Он смотрит на меня долгим взглядом, и я читаю по его глазам. В них плещется сомнение, страх перед неизвестностью. Нежность пополам с досадой. Он сам запутался в своих чувствах, поэтому и прикрылся маской лицемерия.
— Ты приехал разобраться в чувствах?
— Именно, Амелия.
* * *
В Нью-Йорк мы тоже отправлялись разбираться в чувствах. Услышав от Эсекьеля о замаячившей впереди возможности, я стала внушать ему, что шанс упускать нельзя. И он, обычно предпочитавший обходиться без лишних телодвижений, поборол свою нерасторопность и постарался выхлопотать себе эту поездку. Наверное, мы оба надеялись, что в Нью-Йорке перед нами откроются новые горизонты, возможность взглянуть на наш брак под новым углом, ничего не ломая. Хотели мы продолжать ту жизнь, к которой привыкли в Чили? Можно ли было что-то изменить? Оба вопроса остались незаданными, мы маялись ими подспудно, поскольку решить их можно было только отстранившись.
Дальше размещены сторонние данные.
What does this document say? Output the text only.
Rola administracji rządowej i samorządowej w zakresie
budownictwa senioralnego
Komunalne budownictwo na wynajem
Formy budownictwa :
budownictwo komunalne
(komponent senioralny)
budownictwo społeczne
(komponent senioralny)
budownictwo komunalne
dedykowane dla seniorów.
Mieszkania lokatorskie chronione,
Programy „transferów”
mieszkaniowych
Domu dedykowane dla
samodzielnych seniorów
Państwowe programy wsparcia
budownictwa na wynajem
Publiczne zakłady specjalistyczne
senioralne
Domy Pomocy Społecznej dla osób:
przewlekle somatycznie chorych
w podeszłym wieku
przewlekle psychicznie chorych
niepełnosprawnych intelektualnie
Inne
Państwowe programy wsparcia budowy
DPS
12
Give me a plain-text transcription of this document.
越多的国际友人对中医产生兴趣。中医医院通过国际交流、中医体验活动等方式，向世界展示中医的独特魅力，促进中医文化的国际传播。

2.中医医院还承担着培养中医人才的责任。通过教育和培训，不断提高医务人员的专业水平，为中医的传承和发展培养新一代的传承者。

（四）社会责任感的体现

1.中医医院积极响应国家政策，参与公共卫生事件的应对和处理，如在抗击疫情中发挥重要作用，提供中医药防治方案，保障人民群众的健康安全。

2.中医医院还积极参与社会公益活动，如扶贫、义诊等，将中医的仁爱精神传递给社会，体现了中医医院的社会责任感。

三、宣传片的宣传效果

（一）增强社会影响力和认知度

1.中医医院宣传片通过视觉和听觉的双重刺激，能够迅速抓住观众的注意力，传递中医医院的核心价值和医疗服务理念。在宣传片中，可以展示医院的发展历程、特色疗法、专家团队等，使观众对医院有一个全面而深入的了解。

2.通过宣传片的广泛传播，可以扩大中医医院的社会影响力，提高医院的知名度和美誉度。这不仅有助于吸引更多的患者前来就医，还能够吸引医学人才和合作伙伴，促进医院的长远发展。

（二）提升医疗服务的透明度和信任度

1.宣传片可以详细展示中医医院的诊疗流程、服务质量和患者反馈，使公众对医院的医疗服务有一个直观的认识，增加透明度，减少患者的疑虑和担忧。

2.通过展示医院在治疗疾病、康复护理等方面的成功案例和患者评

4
Мы поселились в квартире на девятом этаже, снятой для нас университетским отделом размещения. Дом находился на углу Гроув-стрит и Седьмой авеню, с видом на Шеридан-сквер, недалеко от пересечения с Кристофер-стрит, в самом сердце района Виллидж, с его кирпичными фасадами. Зеленый треугольник парка не мешал обзору, и из наших окон открывался частичный вид на проспект, устремленный к югу острова Манхэттен. Синхронное перемигивание светофоров не переставало меня завораживать. По ночам, когда включался красный, вдоль проспекта протягивалось пять-шесть огненных лент, будто барьеров, разрываемых только струйками машин, вливавшихся с боковых улиц. Но стоило огненному зареву смениться волной зеленого, как светящиеся шары автомобильных фар обрушивались наполняющим городские артерии потоком. Так мы прожили десять месяцев — в размеренном чередовании движения и ожидания, шума и тишины.
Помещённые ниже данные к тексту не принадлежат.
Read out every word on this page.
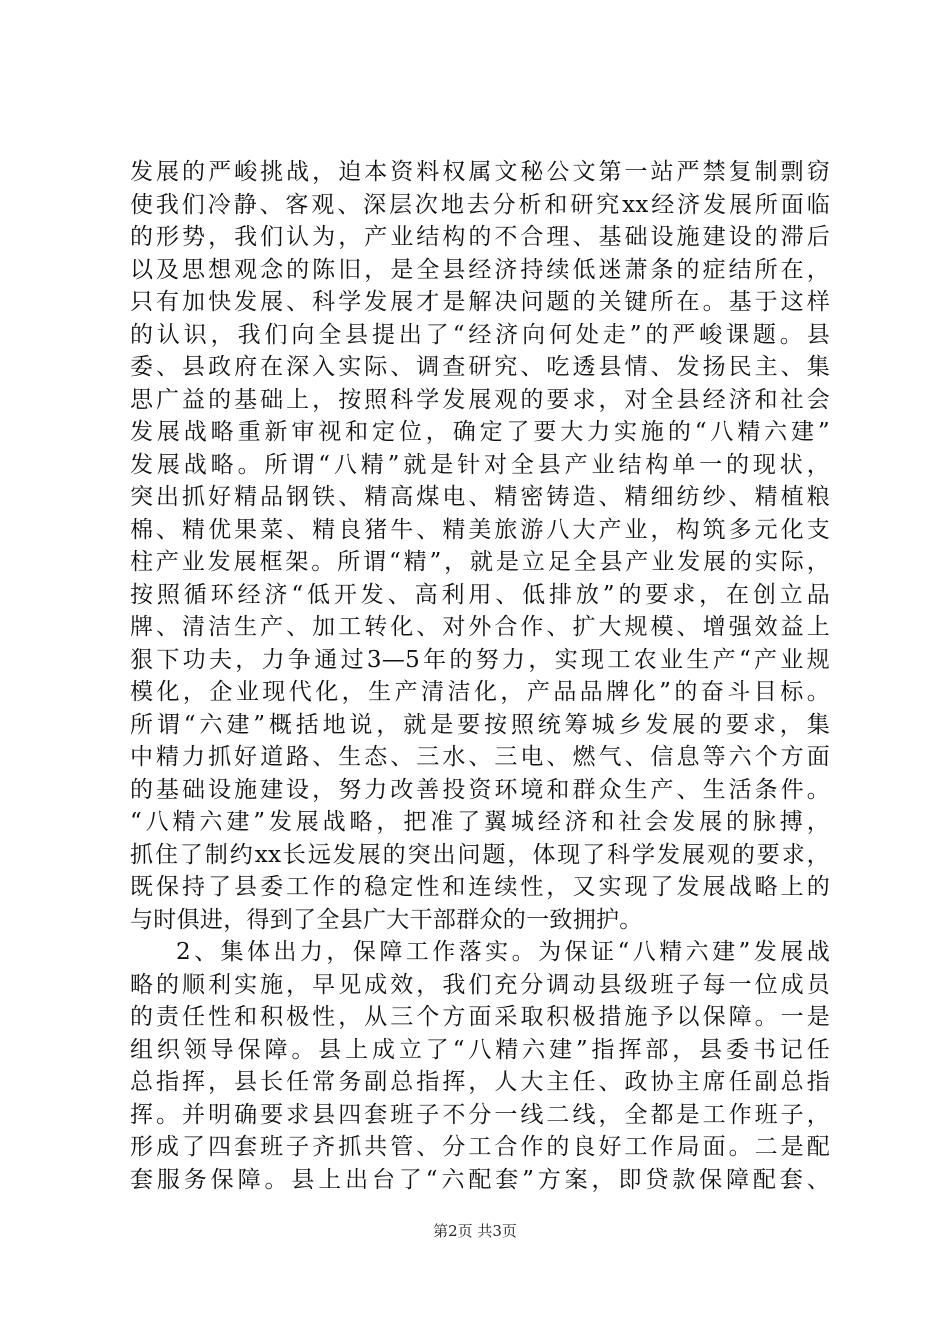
发展的严峻挑战，迫本资料权属文秘公文第一站严禁复制剽窃
使我们冷静、客观、深层次地去分析和研究xx经济发展所面临
的形势，我们认为，产业结构的不合理、基础设施建设的滞后
以及思想观念的陈旧，是全县经济持续低迷萧条的症结所在，
只有加快发展、科学发展才是解决问题的关键所在。基于这样
的认识，我们向全县提出了“经济向何处走”的严峻课题。县
委、县政府在深入实际、调查研究、吃透县情、发扬民主、集
思广益的基础上，按照科学发展观的要求，对全县经济和社会
发展战略重新审视和定位，确定了要大力实施的“八精六建”
发展战略。所谓“八精”就是针对全县产业结构单一的现状，
突出抓好精品钢铁、精高煤电、精密铸造、精细纺纱、精植粮
棉、精优果菜、精良猪牛、精美旅游八大产业，构筑多元化支
柱产业发展框架。所谓“精”，就是立足全县产业发展的实际，
按照循环经济“低开发、高利用、低排放”的要求，在创立品
牌、清洁生产、加工转化、对外合作、扩大规模、增强效益上
狠下功夫，力争通过3—5年的努力，实现工农业生产“产业规
模化，企业现代化，生产清洁化，产品品牌化”的奋斗目标。
所谓“六建”概括地说，就是要按照统筹城乡发展的要求，集
中精力抓好道路、生态、三水、三电、燃气、信息等六个方面
的基础设施建设，努力改善投资环境和群众生产、生活条件。
“八精六建”发展战略，把准了翼城经济和社会发展的脉搏，
抓住了制约xx长远发展的突出问题，体现了科学发展观的要求，
既保持了县委工作的稳定性和连续性，又实现了发展战略上的
与时俱进，得到了全县广大干部群众的一致拥护。
2、集体出力，保障工作落实。为保证“八精六建”发展战
略的顺利实施，早见成效，我们充分调动县级班子每一位成员
的责任性和积极性，从三个方面采取积极措施予以保障。一是
组织领导保障。县上成立了“八精六建”指挥部，县委书记任
总指挥，县长任常务副总指挥，人大主任、政协主席任副总指
挥。并明确要求县四套班子不分一线二线，全都是工作班子，
形成了四套班子齐抓共管、分工合作的良好工作局面。二是配
套服务保障。县上出台了“六配套”方案，即贷款保障配套、
第2页 共3页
Первый раз зеленый свет, приглашающий двинуться вперед, зажегся перед нами на вечере, организованном отделением испанской литературы. В аудитории напротив секретариата в половине шестого вечера нас встретил декан языкового факультета с супругой — оба седовласые, одетые как для коктейльной вечеринки на пляже. Задачей мероприятия было перезнакомить между собой новичков отделения — восемь приглашенных преподавателей и четырнадцать аспирантов, все со своими половинами.